La solitude n’a rien de virginale, on n’est pas en Asie.

Vous, les humains, croyez que la tristesse est rédemptrice, que les larmes, parce qu’elles sont incontrôlables, réparent comme une eau miraculeuse… »

Paul, Philibert, Tristan, Emma, Louise et tant d’autres ont des vies presque banales.

Soudain, c’est le quotidien qui s’interrompt, le silence qui se fait, le temps qui se fige.

Sur une rencontre, tout bascule.

Le monde lui-même devient fantasmagorique.

Courts et ciselés, ces récits sont autant d’instantanés, de ces photos prises au flash et qui vous aveuglent.

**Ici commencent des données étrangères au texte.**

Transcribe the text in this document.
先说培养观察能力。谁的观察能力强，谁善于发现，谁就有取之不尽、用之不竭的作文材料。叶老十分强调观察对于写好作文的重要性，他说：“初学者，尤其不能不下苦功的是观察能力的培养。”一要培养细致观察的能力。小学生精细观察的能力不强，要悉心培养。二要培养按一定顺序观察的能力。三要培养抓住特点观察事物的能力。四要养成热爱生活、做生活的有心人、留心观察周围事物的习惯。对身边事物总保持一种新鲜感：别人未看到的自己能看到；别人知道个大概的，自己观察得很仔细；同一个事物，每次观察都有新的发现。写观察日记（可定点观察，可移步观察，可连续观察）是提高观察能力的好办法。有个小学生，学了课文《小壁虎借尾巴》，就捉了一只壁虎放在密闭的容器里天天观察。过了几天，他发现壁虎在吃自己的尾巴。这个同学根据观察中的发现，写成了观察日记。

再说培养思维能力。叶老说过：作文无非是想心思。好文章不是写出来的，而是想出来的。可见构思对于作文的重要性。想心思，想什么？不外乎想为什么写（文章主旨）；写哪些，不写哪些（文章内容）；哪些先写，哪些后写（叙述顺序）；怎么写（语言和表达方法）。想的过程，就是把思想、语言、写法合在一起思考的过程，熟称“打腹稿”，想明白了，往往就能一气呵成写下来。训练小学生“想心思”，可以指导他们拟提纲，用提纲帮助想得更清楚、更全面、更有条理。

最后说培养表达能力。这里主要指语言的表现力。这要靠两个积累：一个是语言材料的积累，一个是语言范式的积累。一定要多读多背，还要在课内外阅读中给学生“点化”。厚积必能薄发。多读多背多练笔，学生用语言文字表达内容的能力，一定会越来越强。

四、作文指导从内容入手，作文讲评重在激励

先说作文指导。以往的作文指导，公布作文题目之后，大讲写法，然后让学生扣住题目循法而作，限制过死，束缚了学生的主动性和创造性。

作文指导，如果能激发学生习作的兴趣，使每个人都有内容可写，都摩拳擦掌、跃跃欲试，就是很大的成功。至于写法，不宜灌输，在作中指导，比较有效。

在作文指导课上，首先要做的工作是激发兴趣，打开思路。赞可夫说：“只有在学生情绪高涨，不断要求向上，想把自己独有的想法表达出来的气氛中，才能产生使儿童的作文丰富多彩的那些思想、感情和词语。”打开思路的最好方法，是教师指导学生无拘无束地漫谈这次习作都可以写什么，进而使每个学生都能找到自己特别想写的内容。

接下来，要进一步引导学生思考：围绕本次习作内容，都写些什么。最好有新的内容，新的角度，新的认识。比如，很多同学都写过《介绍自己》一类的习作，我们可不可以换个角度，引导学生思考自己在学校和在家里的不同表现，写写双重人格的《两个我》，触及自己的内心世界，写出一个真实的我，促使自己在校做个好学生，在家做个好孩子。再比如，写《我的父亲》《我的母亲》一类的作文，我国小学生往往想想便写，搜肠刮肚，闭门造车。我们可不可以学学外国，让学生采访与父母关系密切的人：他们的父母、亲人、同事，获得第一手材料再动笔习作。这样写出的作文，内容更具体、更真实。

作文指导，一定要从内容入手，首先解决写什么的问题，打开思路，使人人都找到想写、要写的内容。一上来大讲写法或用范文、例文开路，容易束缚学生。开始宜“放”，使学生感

Le temps de quelques pages tournées comme on marche au bord d’une falaise.

Hugo, Kadia, Nelia ou Arnaud pourraient être n’importe qui…

Vous, peut-être ?

De cette enfance passée dans un lugubre pensionnat, Philippe Virolle n’en perdra jamais le goût amer et l’étau de la solitude.

Son combat contre ses fantômes est celui de toute une vie : ainsi, les personnages de ses nouvelles cherchent sans cesse le regard et l’amour de l’autre, et se cognent aux murs de leur pensionnat.

Car dans son monde imaginaire, tout est possible, mais il n’y a que deux issues : aimer ou mourir.